10:48 | 01/10/2018 Economy
Vietnam’s finance and banking sector has reduced its ratio of non-performing loans (NPLs) – including both NPLs owned by credit institutions and the Vietnam Asset Management Company – from 17.2 percent in 2012 to 6.7 percent at the end of June 2018.
The assessment was made by analysts at the Bank for Investment and Development of Vietnam (BIDV)’s Research Center.
According to analysts, the achievement was partly thanks to more reasonable credit growth. Annual credit growth rate in the 2011-17 period was 14.3 percent, much lower than the 34 percent rate recorded from 2006-10.
Liquidity at banks has been also stable in the past five years, with the loan-to-deposit ratio (LDR) declining from 98 percent at the end of 2011 to 87 percent at the end of 2017, while lending interest rates have gradually fallen and averaged 9.8 percent from 2011-17, down from 12.3 percent from 2006-10.
According to BIDV’s report, risk management capacity at commercial banks had improved significantly and banks were expected to meet Basel II standards by 2020 as part of the central bank’s plan.
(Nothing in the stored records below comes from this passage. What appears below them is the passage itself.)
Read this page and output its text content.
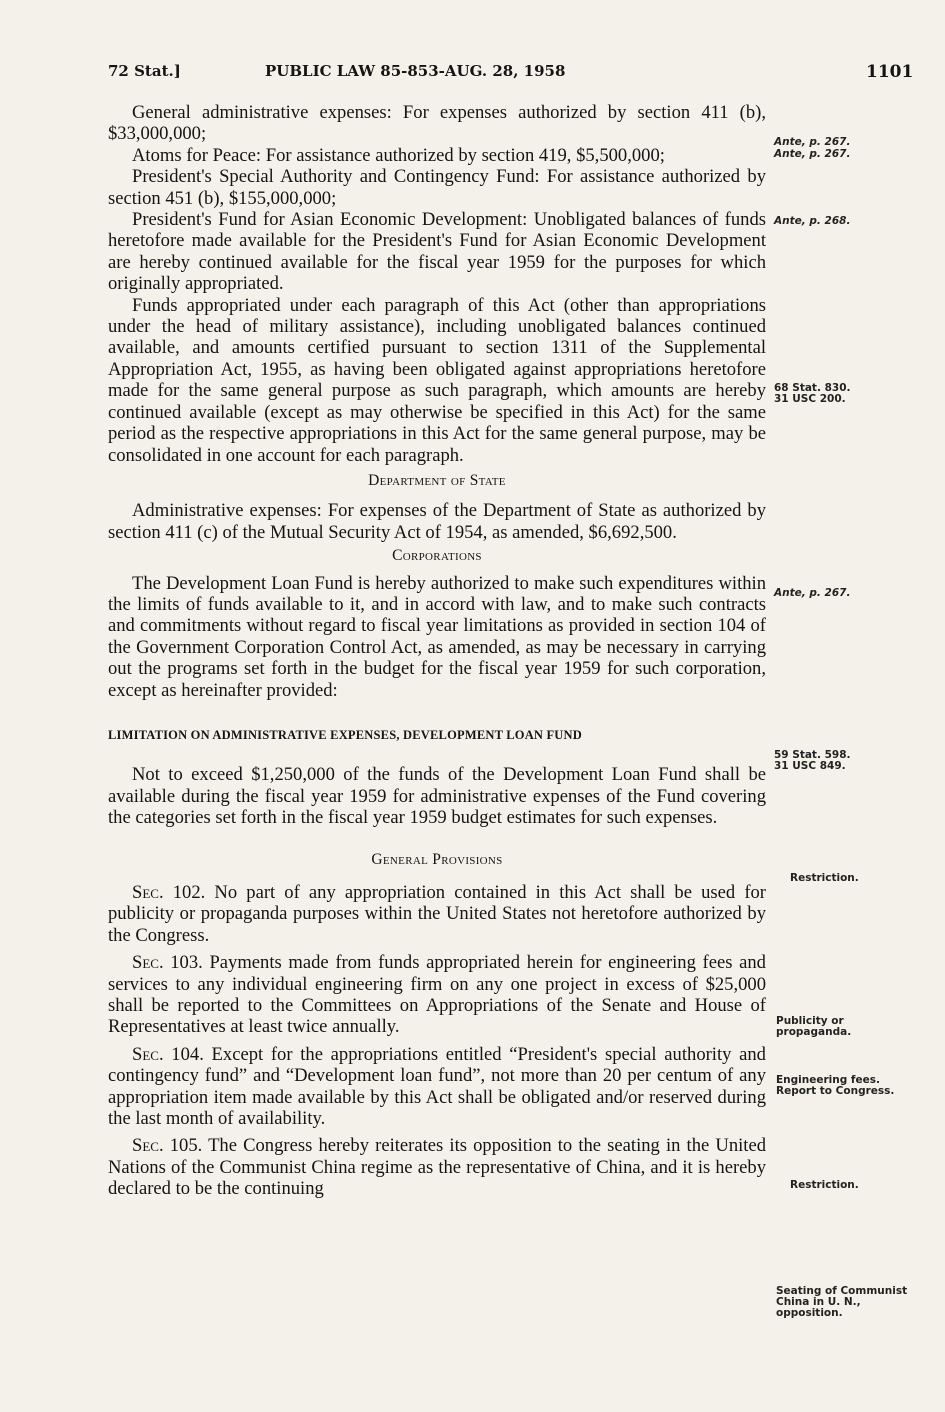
72 Stat.]	PUBLIC LAW 85-853-AUG. 28, 1958	1101

General administrative expenses: For expenses authorized by section 411 (b), $33,000,000;

Atoms for Peace: For assistance authorized by section 419, $5,500,000;

President's Special Authority and Contingency Fund: For assistance authorized by section 451 (b), $155,000,000;

President's Fund for Asian Economic Development: Unobligated balances of funds heretofore made available for the President's Fund for Asian Economic Development are hereby continued available for the fiscal year 1959 for the purposes for which originally appropriated.

Funds appropriated under each paragraph of this Act (other than appropriations under the head of military assistance), including unobligated balances continued available, and amounts certified pursuant to section 1311 of the Supplemental Appropriation Act, 1955, as having been obligated against appropriations heretofore made for the same general purpose as such paragraph, which amounts are hereby continued available (except as may otherwise be specified in this Act) for the same period as the respective appropriations in this Act for the same general purpose, may be consolidated in one account for each paragraph.

Department of State

Administrative expenses: For expenses of the Department of State as authorized by section 411 (c) of the Mutual Security Act of 1954, as amended, $6,692,500.

Corporations

The Development Loan Fund is hereby authorized to make such expenditures within the limits of funds available to it, and in accord with law, and to make such contracts and commitments without regard to fiscal year limitations as provided in section 104 of the Government Corporation Control Act, as amended, as may be necessary in carrying out the programs set forth in the budget for the fiscal year 1959 for such corporation, except as hereinafter provided:

LIMITATION ON ADMINISTRATIVE EXPENSES, DEVELOPMENT LOAN FUND

Not to exceed $1,250,000 of the funds of the Development Loan Fund shall be available during the fiscal year 1959 for administrative expenses of the Fund covering the categories set forth in the fiscal year 1959 budget estimates for such expenses.

General Provisions

Sec. 102. No part of any appropriation contained in this Act shall be used for publicity or propaganda purposes within the United States not heretofore authorized by the Congress.

Sec. 103. Payments made from funds appropriated herein for engineering fees and services to any individual engineering firm on any one project in excess of $25,000 shall be reported to the Committees on Appropriations of the Senate and House of Representatives at least twice annually.

Sec. 104. Except for the appropriations entitled “President's special authority and contingency fund” and “Development loan fund”, not more than 20 per centum of any appropriation item made available by this Act shall be obligated and/or reserved during the last month of availability.

Sec. 105. The Congress hereby reiterates its opposition to the seating in the United Nations of the Communist China regime as the representative of China, and it is hereby declared to be the continuing

Ante, p. 267.
Ante, p. 267.
Ante, p. 268.
68 Stat. 830.
31 USC 200.
Ante, p. 267.
59 Stat. 598.
31 USC 849.
Restriction.
Publicity or propaganda.
Engineering fees.
Report to Congress.
Restriction.
Seating of Communist China in U. N., opposition.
Basel II, which comprises minimum capital requirements, supervisory review and market discipline, aims to enhance competition and transparency in the banking system and make banks more resistant to market changes.
Most commercial banks are planning to apply Basel II standards, and some have completed the implementation of Basel II’s risk management system and a few have started to apply all Basel II standards.
Confidence in domestic banks had also improved significantly, according to BIDV’s report, noting that international ratings agencies such as Fitch and Moody’s had upgraded the ratings for 12 Vietnamese banks in May and August this year.
Profitability among banks, securities and insurance companies had also risen with return on assets (ROA) and return on equity (ROE) increasing sharply in recent years.
At the same time, domestic financial institutions have also become more transparent with 23 of 35 banks being audited by international auditing firms. Sixteen banks, 26 of 85 securities companies and 10 of 50 insurance companies have so far also listed on the domestic stock exchanges, the report noted.